Miou’s in a funk and a half, and really just wants to curl up and die, or at least switch places with Serizawa’s dearly departed brother, since she doesn’t deserve to live while he’s dead, and it’s all her fault for drowning. This is of course patently ridiculous…yet here we are.

Of course, Miou doesn’t tell any of this to Akari or Natsuki right away, but they don’t like her in this troubled state and do all they can to support and cheer her up. Such nice friends!

“My finger camera…broken?!”

Miou’s sudden disappearance from his life, compounded with the notice that he’s won the chance to study abroad in America, is also weighing on Haruki. Frankly, both protagonists are real mopey pains in the ass this week, and it was most unpleasant to watch.
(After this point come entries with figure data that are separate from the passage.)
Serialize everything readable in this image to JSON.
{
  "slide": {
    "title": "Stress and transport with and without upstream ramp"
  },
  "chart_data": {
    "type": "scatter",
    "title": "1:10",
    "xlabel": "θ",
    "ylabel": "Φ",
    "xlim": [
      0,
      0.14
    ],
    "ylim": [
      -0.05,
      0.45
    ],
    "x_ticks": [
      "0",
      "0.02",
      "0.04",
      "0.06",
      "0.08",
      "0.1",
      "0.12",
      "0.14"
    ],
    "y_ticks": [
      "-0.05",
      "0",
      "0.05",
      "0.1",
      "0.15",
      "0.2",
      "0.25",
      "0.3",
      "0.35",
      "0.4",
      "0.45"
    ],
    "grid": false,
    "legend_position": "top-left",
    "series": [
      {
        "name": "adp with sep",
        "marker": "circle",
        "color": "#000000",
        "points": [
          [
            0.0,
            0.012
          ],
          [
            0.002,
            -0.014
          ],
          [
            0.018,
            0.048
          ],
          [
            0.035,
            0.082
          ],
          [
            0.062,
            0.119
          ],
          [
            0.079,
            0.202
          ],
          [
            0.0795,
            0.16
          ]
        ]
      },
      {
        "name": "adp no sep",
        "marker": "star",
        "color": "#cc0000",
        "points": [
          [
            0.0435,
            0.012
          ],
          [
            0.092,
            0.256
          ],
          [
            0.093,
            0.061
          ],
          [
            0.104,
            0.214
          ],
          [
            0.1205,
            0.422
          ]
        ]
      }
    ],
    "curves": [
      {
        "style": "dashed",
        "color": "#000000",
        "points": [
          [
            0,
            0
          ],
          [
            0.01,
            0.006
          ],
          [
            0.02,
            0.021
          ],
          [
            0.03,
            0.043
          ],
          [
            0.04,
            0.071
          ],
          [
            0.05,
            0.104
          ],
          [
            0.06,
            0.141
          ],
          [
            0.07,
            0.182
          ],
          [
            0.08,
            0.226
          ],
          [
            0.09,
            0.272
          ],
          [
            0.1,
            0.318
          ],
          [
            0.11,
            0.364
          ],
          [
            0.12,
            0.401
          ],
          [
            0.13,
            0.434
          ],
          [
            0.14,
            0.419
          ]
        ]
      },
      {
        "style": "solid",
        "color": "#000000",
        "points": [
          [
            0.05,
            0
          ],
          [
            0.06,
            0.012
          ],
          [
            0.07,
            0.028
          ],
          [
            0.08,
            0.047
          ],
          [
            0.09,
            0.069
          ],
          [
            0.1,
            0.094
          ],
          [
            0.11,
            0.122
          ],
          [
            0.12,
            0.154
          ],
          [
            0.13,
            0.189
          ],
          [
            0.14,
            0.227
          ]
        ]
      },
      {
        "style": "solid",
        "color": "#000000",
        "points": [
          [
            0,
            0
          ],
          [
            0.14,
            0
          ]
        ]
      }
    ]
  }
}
I’d like to think I’d have the patience of Miou and Haruki’s friends, but some one can only snap at you, or tell you they’re no good, so many times before one has no choice but to throw their hands up and say “You know what, fine! You’re right! Now go suck someplace else!”

“There you go, quit being a whiny little brat and paint something!”

While Haruki sinks deeper into the muck, even questioning whether he really wants to be a filmmaker or if he’s just carrying on his brother’s dream, Miou thankfully comes to a sort of epiphany when Natsuki begs her and Akari to help her out at a community art class.

Echoing the cold open where a Lil’ Miou wowed her preschool-mates with her drawing, Miou interacts with an ornery little boy and gets him to cooperate and even have fun, then moves from person to person giving tips and encouragement. She clearly has a knack for talking about and teaching art.

“Let’s do this, canvas.”

She also later realizes she can’t keep the secret about Haruki’s brother inside forever or it will eat away at her like a sickness. So she comes clean, only it’s nothing to “come clean” or even blame oneself for; Natsuki can’t stress it to Miou enough: It’s not her fault, and staying away from Haruki out of fear he’ll hate her will only make him hate her.

Natsuki and Akari agree both Miou and Haruki are at their best when they’re on good terms, talking and hanging out together. So even though Haruki can’t see any future with Haruki in it (especially now that he’s headed for America), that isn’t going to stop her from imagining that future anyway—starting on the canvas, which she returns to with newfound desire to fill it with her vision of “love.”

Besides, Haruki may not end up going to America anyway. He just needs a reason to stay.